En cas de nouveau rejet de tout accord par les députés anglais, le Conseil européen décide de proroger jusqu’au 12 avril 2019 et attend du Royaume-Uni qu’il indique la voie à suivre avant cette date. Si les députés britanniques approuvent finalement cet accord de divorce, la date du Brexit sera reportée jusqu’au 22 mai. Soit juste avant les élections européennes, organisées du 23 au 26 mai,

Dans tous les cas, pour vous, citoyens européens, un Brexit sans accord changerait plusieurs choses. Nous faisons le point pour vous ci-dessous :

La Commission européenne a publié dans toutes les langues de l’Union européenne, une série de notes pour aiguiller en cas de no deal, ainsi qu’un numéro vert, le 00 800 6789 10 11, pour des questions plus spécifiques de la part des particuliers.

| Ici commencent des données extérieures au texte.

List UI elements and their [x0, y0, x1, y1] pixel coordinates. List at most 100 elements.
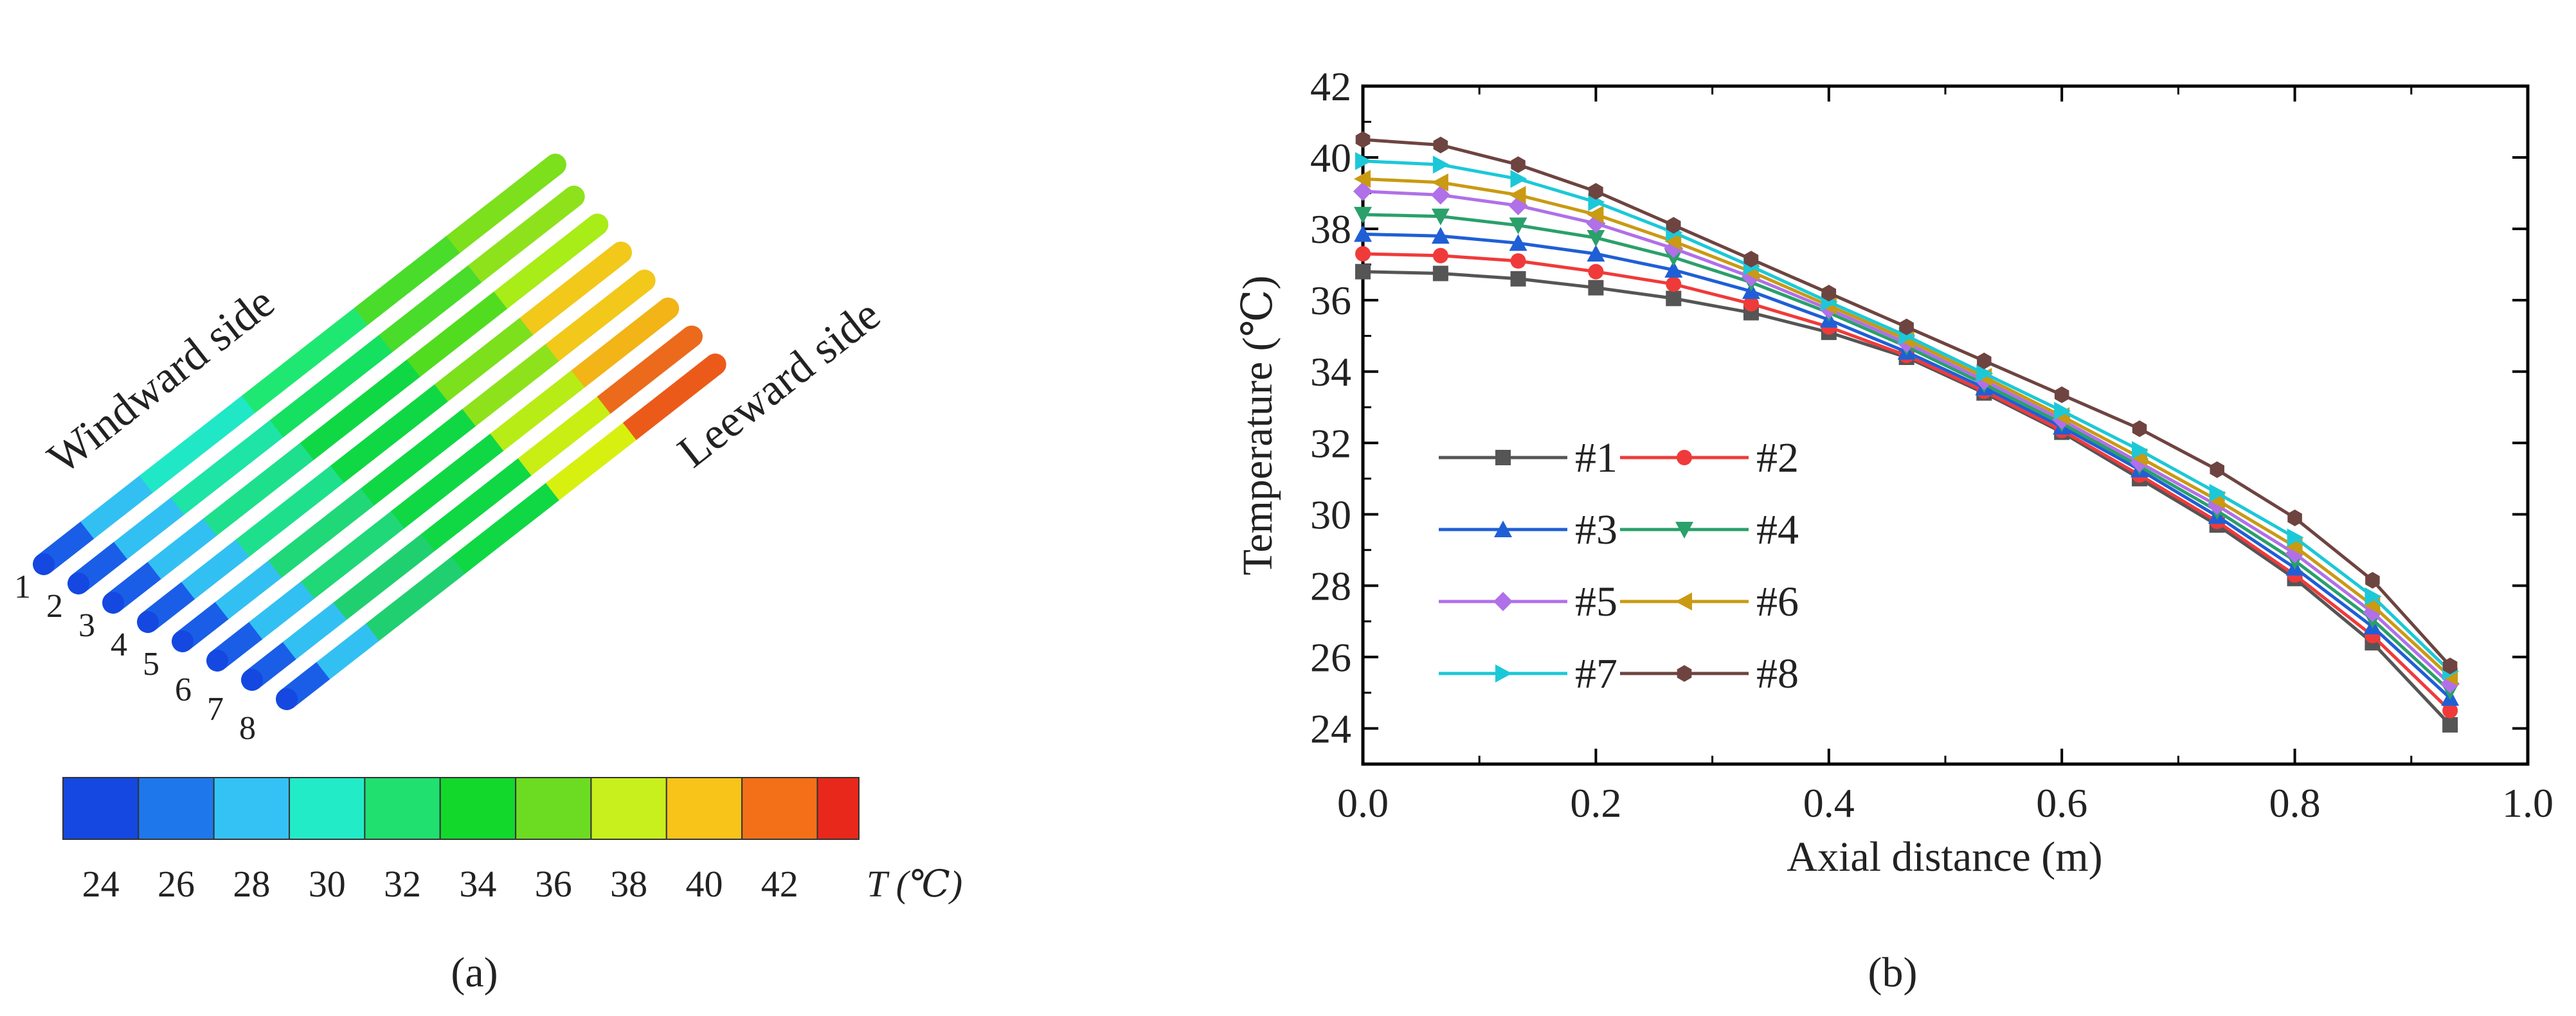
data-point: [1589, 183, 1603, 200]
tube-bundle: [33, 154, 726, 710]
tube-segment: [268, 488, 375, 578]
data-point: [1431, 173, 1448, 192]
y-tick-label: 28: [1310, 563, 1351, 609]
tube-segment: [300, 359, 421, 460]
colorbar-cell: [665, 777, 743, 840]
chart-axes: 0.0 0.2 0.4 0.6 0.8 1.0 24 26 28 30 32 34 36 38 40 42: [1310, 64, 2553, 826]
data-point: [2365, 572, 2380, 589]
tube-segment: [494, 215, 605, 309]
data-point: [1666, 217, 1681, 234]
x-tick-label: 0.2: [1570, 780, 1621, 826]
tube-end-cap: [172, 630, 194, 652]
tube-segment: [235, 465, 345, 557]
data-point: [2132, 420, 2147, 438]
tube-end-cap: [68, 573, 89, 594]
tube-7: [241, 325, 703, 691]
data-point: [2054, 402, 2071, 420]
chart-legend: #1 #2 #3 #4 #5 #6 #7 #8: [1439, 434, 1799, 697]
data-point: [1355, 245, 1371, 262]
tube-segment: [571, 299, 676, 388]
data-point: [2287, 509, 2302, 526]
tube-segment: [406, 291, 508, 377]
data-point: [1587, 229, 1605, 247]
colorbar-tick-label: 28: [233, 863, 270, 905]
y-tick-label: 30: [1310, 492, 1351, 537]
data-point: [1355, 263, 1371, 280]
colorbar-tick-label: 32: [384, 863, 421, 905]
data-point: [2442, 657, 2458, 675]
y-tick-label: 34: [1310, 349, 1351, 395]
data-point: [1510, 271, 1526, 287]
tube-segment: [365, 556, 465, 641]
tube-segment: [203, 442, 314, 536]
legend-item: #4: [1620, 506, 1799, 553]
data-point: [1821, 285, 1837, 302]
tube-segment: [114, 497, 185, 560]
tube-segment: [622, 355, 723, 440]
data-point: [1977, 352, 1992, 370]
legend-label: #5: [1575, 578, 1617, 625]
data-point: [2442, 717, 2458, 733]
x-tick-label: 1.0: [2502, 780, 2553, 826]
tube-segment: [462, 343, 560, 427]
tube-8: [276, 353, 726, 710]
x-tick-label: 0.8: [2269, 780, 2321, 826]
colorbar-cell: [741, 777, 818, 840]
tube-segment: [316, 623, 380, 680]
tube-end-cap: [206, 650, 228, 672]
tube-end-cap: [544, 154, 566, 176]
colorbar-tick-label: 38: [610, 863, 647, 905]
data-point: [1432, 156, 1450, 174]
tube-segment: [490, 370, 586, 451]
panel-b-temperature-chart: 0.0 0.2 0.4 0.6 0.8 1.0 24 26 28 30 32 34 36 38 40 42 #…: [1234, 64, 2553, 996]
data-point: [1664, 232, 1682, 251]
colorbar-cell: [138, 777, 215, 840]
series-3: [1354, 225, 2460, 706]
legend-label: #3: [1575, 506, 1617, 553]
data-point: [1664, 260, 1683, 278]
tube-segment: [139, 395, 256, 494]
panel-a-caption: (a): [451, 949, 498, 996]
data-point: [1743, 296, 1759, 312]
colorbar-cell: [289, 777, 366, 840]
data-point: [1677, 450, 1692, 465]
legend-label: #6: [1756, 578, 1799, 625]
data-point: [1430, 185, 1450, 205]
tube-end-cap: [137, 611, 159, 633]
legend-item: #2: [1620, 434, 1799, 481]
tube-segment: [421, 458, 532, 551]
tube-segment: [468, 187, 581, 283]
legend-label: #8: [1756, 650, 1799, 697]
tube-3: [102, 213, 609, 614]
x-axis-label: Axial distance (m): [1787, 833, 2102, 880]
data-point: [1432, 247, 1448, 263]
tube-segment: [361, 408, 476, 506]
tube-number-label: 1: [14, 569, 31, 605]
data-point: [1431, 208, 1450, 226]
colorbar-tick-label: 36: [535, 863, 572, 905]
data-point: [1494, 521, 1512, 537]
data-point: [1666, 290, 1682, 307]
tube-2: [68, 185, 585, 594]
legend-item: #7: [1439, 650, 1617, 697]
x-tick-label: 0.4: [1803, 780, 1855, 826]
colorbar-cell: [816, 777, 860, 840]
colorbar: [62, 777, 860, 840]
colorbar-tick-labels: 24 26 28 30 32 34 36 38 40 42: [82, 863, 798, 905]
tube-number-label: 3: [78, 607, 95, 644]
data-point: [1495, 664, 1512, 682]
tube-segment: [446, 156, 563, 253]
tube-segment: [451, 483, 560, 575]
tube-segment: [379, 265, 482, 353]
data-point: [2442, 702, 2458, 718]
legend-label: #1: [1575, 434, 1617, 481]
data-point: [2132, 441, 2149, 459]
data-point: [1899, 318, 1914, 335]
tube-segment: [170, 420, 284, 515]
tube-1: [33, 154, 566, 575]
colorbar-cell: [590, 777, 667, 840]
tube-number-label: 4: [111, 627, 127, 663]
data-point: [1677, 665, 1692, 682]
tube-segment: [300, 510, 405, 599]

  • Citoyens européens vivant au Royaume-Uni et ressortissants britanniques vivant dans un Etat membre de l’UE

Pour les citoyens européens vivant au Royaume-Uni, il faudrait faire une demande de résidence permanente si vous envisagez d’y rester après le 31 décembre 2020. Auprès de l’administration britannique. Ceux qui veulent s’y installer devront faire une demande d’entrée ou de séjour. Les droits du travai, ainsi que la sécurité sociale repassent sous régime britannique total, terminé donc l’harmonisation sociale.

La carte d’assurance maladie ne sera plus valable pour avoir accès aux soins remboursés, idem dans le sens contraire. Il faudra donc une assurance voyage en plus, si l’assurance de base ne couvre pas les frais d’urgence. e Royaume-Uni a pour le moment fait savoir que les ressortissants de l’UE pourront se rendre dans le pays sans visa pour des séjours jusqu’à trois mois. La carte d’identité nationale n’y sera valable que jusqu’au 31 décembre 2021.

Pour les britanniques vivant actuellement dans l’UE, ils devront faire une demande de titre de séjour (et cela sera facilité s’ils vivent depuis 5 ans ou plus dans l’UE). Pour ceux qui voyagent, ils devront le faire avec un passeport, et les contrôles s’annoncent encore plus longs que d’habitude, galère en vue.

  • Téléphonie, permis de conduire, Droits des consommateurs

La suppression des frais d’itinérance télécom dans l’UE ne vaudra plus pour le Royaume-Uni. Des frais supplémentaires sont à prévoir pour les Britanniques utilisant des services d’itinérance (appels vocaux, SMS, données) dans l’UE (appelant d’un pays de l’UE vers le Royaume-Uni) ou aux citoyens de l’UE utilisant ce type de services au Royaume-Uni.

Concernant la conduite, cela ne changera rien, le permis européen sera toujours valable au Royaume-Uni. L’inverse n’est pas réciproque, aux britanniques de vérifier si le pays où ils voyagent ou habitent acceptent leur permis.

Les Européens procédant à un achat en ligne sur le site d’un e-commerçant britannique devront s’acquitter de droits d’importation et de la TVA. En cas de litige, le citoyen européen pourra poursuivre un commerçant britannique devant une législation européenne dès lors que ce commerçant a vendu le bien dans son Etat de résidence.

Au final donc, pour les aspects pratiques, pour la vie de tous les jours, ce sont les citoyens européens et britanniques qui devraient trinquer. Pas la commission européenne, ni les autorités britanniques, responsables pourtant de ce qui s’apparente de plus en plus à un fiasco à grande échelle.